Jetson TX2 and GTX1060 on PCI – initialization error

Hello

I’m trying to increase system performance by using external GPU (GTX1060) connected over PCI.
I’m using Jetson TX2 with Jetpack 4.2.2 installed through SDK manager.
The graphics card shows up in lspci and I can assign the card to nvgpu driver:

cd /sys/bus/pci/drivers/nvgpu/
echo "10de 1c02" > new_id

But when I try running CUDA template from samples pack, I get following error in dmesg:

[   63.796118] nvgpu 0000:01:00.0: enabling device (0000 -> 0003)
[   63.798296] nvgpu: 0000:01:00.0        nvgpu_nvlink_read_dt_props:72   [INFO]  nvlink endpoint not found or invaling in DT
[   72.903439] nvgpu: 0000:01:00.0          gp106_falcon_hal_sw_init:102  [INFO]  falcon 0x1 not supported on gp10x
[   73.462409] nvgpu: 0000:01:00.0                   gp106_bios_init:232  [INFO]  VBIOS version 86065900
[   73.716795] nvgpu: 0000:01:00.0          gk20a_init_fifo_setup_hw:1105 [ERR]  bar1 broken @ gk20a: CPU wrote 0x33,       GPU read 0xbad0ac42
[   73.729286] nvgpu: 0000:01:00.0            gk20a_finalize_poweron:258  [ERR]  failed to init gk20a fifo

From what I understand, it is an error in FIFO setup. 0_Simple/template app gets “Segmentation fault”.
Earlier, I have tested GTX1050 and the driver did not even get to FIFO initialization stage because GTX1050 was not supported. With GTX1060, the driver seems to pass compatibility check.

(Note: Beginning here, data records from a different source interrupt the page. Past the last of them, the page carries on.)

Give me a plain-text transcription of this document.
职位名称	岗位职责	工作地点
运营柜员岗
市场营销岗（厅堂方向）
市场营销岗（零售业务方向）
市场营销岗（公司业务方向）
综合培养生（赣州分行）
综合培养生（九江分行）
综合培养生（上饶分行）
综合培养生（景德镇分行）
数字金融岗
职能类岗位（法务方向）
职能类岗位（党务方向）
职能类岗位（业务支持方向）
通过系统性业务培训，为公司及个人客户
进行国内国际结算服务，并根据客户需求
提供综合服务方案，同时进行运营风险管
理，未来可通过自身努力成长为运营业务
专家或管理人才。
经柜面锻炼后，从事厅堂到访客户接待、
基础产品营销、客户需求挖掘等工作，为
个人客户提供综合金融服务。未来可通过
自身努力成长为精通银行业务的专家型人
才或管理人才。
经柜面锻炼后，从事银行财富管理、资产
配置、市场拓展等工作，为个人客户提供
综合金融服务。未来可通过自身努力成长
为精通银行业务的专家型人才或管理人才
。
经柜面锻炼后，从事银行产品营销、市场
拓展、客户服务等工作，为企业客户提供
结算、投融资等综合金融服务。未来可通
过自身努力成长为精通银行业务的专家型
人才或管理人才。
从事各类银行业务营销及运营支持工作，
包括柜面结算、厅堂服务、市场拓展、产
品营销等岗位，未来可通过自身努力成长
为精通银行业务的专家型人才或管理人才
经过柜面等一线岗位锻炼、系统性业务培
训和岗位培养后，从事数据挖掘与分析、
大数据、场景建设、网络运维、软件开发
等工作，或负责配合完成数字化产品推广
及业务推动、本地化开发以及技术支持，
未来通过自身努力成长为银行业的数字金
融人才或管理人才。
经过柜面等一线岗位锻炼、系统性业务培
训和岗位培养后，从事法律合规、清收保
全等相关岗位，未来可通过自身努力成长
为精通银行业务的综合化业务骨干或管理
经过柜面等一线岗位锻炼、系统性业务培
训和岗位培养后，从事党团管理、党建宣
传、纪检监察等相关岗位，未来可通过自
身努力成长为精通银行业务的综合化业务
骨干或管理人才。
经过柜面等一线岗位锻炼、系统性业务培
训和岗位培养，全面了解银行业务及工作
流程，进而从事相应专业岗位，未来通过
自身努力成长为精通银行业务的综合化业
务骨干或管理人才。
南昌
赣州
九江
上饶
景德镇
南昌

I am aware that on Jetson, PCI runs on 4 lanes instead of 16. However, I have confirmed that the graphics card I use is capable of running on PCI with only 4 lanes (tested on desktop with Ubuntu and Nvidia driver v.384, card was initialized and I was able to run CUDA samples).

Do you have any suggestions what could be the reason for this error?

The integrated GPU (iGPU) driver which arrives with the Jetson is for a version which is integrated with the memory controller. This driver has no ability to work with PCIe cards.

The usual desktop PC GPU drivers for PCIe (discrete GPU, “dGPU”) have no ability to work with arm64/aarch64/ARMv8-a architecture.

Between the two of those it won’t be possible to use a discrete GPU.

I’ve heard it is being considered to make a PCIe driver version available for arm64, but I have no knowledge of whether or not that will actually be done or not.